Albüm, çeşitli yönleriyle “A Vision of Misery” ile benzerlik gösteriyor fakat önemli farklılıklar da var. En büyük fark ise “A Vision of Misery”ye göre daha ağır bir albüm olması. Demek istediğim old school Sadus’tan tamamen bağımsız, bol efektli ve az önce de dediğmi gibi daha ağır tempolu bir Sadus albümü. Efekt olayını biraz açsam iyi olacak sanırım. Efekt olarak kastettiğim şey synth’ler. Genel olarak bu tür şeyler sevmem müzikte, yani en azından thrash metal’de. Gereksiz gelir bana. Ama söz konusu sınırları aşmaksa bu tür atraksiyonlar çok yerinde olabiliyor. Bu albümdeki hemen hemen her şarkıda bu yola başvurmuşlar. Bu şarkılar arasında en dikkat çekeni ise Unreality. Synth’ler resmen bambaşka bir havaya bürümüş şarkıyı. Crutch’tan falan bahsetmiyorum bile.
“Ağırlık” kısmına gelirsek; evet, albümde temel anlamıyla bir ağırlık, bir olgunluk var. Grup bütün gençlik hırsını, agresifliğini atmış ve biraz daha zenginlik katmak istemiş müziğine. Tabii bu dediğimle çelişen bir iki parça da var ama istisnalar kaideyi bozmaz heheh.
Daha yazacağım çok şey var bu albüm hakkında ama abartmayayım hiç. Kısaca sonlandırayım. Dinlediğim ilk Sadus albümüdür bu.

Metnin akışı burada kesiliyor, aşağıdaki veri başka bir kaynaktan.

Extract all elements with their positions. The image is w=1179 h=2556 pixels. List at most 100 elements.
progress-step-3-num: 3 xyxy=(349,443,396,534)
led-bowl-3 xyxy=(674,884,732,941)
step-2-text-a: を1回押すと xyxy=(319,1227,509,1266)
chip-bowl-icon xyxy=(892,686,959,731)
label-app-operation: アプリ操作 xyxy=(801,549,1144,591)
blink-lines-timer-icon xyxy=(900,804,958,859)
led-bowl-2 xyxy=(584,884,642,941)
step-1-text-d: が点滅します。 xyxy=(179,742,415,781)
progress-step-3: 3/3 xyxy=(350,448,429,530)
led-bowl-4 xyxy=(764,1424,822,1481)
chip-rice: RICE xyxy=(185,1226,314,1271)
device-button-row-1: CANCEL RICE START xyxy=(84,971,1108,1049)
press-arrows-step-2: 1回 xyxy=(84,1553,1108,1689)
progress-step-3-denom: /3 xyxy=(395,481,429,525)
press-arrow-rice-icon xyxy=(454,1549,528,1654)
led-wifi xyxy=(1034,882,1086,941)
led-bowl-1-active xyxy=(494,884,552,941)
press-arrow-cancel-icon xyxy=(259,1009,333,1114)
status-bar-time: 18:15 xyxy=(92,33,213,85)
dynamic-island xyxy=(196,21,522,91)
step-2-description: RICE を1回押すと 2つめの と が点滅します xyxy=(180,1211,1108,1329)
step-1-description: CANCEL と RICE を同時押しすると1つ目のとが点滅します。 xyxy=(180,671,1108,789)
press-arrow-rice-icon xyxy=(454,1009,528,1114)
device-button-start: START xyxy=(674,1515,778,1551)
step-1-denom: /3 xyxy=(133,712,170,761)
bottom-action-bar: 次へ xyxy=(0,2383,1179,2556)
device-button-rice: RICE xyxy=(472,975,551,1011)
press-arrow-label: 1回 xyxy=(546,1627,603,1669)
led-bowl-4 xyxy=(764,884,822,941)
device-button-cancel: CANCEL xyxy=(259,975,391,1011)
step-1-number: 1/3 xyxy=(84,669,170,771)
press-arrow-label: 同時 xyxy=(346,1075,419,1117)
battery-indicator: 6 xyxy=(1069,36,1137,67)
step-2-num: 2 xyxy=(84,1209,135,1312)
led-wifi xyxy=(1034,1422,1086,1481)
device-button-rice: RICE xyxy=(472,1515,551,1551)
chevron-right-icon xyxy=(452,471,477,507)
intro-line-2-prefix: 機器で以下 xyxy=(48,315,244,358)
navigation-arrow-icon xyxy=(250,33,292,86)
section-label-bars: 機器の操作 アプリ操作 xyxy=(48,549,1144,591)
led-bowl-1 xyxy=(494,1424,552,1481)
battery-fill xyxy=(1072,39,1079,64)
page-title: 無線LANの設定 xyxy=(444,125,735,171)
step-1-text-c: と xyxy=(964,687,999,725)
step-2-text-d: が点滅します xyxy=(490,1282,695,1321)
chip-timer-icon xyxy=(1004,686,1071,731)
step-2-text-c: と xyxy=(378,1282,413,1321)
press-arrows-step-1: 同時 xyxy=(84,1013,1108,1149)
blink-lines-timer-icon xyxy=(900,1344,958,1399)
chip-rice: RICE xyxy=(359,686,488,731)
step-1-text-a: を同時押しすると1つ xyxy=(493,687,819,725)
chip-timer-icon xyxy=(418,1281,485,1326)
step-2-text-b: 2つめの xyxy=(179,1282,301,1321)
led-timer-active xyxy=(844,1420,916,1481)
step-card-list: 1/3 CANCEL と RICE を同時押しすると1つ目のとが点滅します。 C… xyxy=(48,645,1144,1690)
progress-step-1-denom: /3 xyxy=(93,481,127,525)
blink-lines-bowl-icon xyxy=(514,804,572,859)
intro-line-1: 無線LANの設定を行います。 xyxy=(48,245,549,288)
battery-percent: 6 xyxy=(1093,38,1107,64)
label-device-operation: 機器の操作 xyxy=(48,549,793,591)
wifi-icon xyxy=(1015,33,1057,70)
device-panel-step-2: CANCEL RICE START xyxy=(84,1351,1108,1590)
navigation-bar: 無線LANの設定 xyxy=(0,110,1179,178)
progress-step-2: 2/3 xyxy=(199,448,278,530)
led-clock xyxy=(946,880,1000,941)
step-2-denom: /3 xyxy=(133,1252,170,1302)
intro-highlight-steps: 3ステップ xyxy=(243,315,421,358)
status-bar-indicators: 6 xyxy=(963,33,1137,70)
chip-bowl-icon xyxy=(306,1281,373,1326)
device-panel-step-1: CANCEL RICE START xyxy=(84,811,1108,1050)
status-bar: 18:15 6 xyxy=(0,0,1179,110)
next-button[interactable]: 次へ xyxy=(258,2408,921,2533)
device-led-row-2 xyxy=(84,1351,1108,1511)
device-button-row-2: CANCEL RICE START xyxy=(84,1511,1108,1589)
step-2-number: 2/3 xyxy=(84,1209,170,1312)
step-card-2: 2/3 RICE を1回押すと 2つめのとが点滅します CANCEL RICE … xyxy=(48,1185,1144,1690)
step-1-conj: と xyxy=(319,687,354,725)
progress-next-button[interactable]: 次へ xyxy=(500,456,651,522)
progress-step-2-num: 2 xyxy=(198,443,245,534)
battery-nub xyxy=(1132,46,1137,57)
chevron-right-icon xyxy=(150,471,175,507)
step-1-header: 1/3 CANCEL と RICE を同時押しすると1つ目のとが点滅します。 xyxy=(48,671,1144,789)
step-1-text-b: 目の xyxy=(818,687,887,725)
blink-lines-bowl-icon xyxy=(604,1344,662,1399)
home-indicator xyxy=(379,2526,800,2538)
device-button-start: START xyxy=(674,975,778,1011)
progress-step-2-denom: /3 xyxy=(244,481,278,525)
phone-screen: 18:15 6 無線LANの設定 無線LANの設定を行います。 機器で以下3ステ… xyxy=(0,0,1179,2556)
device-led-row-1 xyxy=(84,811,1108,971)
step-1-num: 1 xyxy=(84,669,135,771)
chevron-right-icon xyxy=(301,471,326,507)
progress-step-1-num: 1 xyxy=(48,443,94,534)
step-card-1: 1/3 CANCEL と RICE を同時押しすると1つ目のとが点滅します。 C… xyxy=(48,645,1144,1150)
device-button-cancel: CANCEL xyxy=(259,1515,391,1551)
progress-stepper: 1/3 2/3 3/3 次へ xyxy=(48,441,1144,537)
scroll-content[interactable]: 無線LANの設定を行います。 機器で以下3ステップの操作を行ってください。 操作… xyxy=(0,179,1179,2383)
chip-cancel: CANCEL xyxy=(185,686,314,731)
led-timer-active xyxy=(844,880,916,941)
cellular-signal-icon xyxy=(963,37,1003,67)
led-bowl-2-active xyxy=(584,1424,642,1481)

Sadus’u bu albümle sevdim, bu yüzden ilk albümleri sindirmem biraz zor oldu. İlk defa dinleyecek olanlara tavsiyem kesinlikle ilk albümden itibaren dinlemeye başlayın, çok daha sağlıklı olur. Bahsettiğim değişimi de yaşamış olursunuz bir nevi.
Individual Thought Patterns’da sacmalak mi?? Kesinlikle katilmiyorum. Simdiye kadar dinledigim albumler arasinda en saglam bas o albumdedir bana gore. The Philosopher’ın sonundaki solo yeter tek basina. :)
wikipedia’ya göre bu kapak travis smith’in tasarladığı ilk profesyonel kapakmış.
Kapağı Travis Smith’in tasarladığını biliyordum. Ama ilk işi bu olması ilginçmiş. Çok başarılı bir kapak çünkü.
bende tam tersi, ne kadar kötü bir kapak olduğunu düşünüyorum. çömezlik ne kadar kötü birşey falan diyordum.
Individual Thought Patterns’da sacmalak mi?? Kesinlikle katilmiyorum. Simdiye kadar dinledigim albumler arasinda en saglam bas o albumdedir bana gore. The Philosopher’ın sonundaki solo yeter tek basina. :)
16.02.2011
@Kaan, saçmalamak (!) yazıyo abi dikkatli bak ironi var orda
Sadus ne güzel bir şeydi be kardeşim.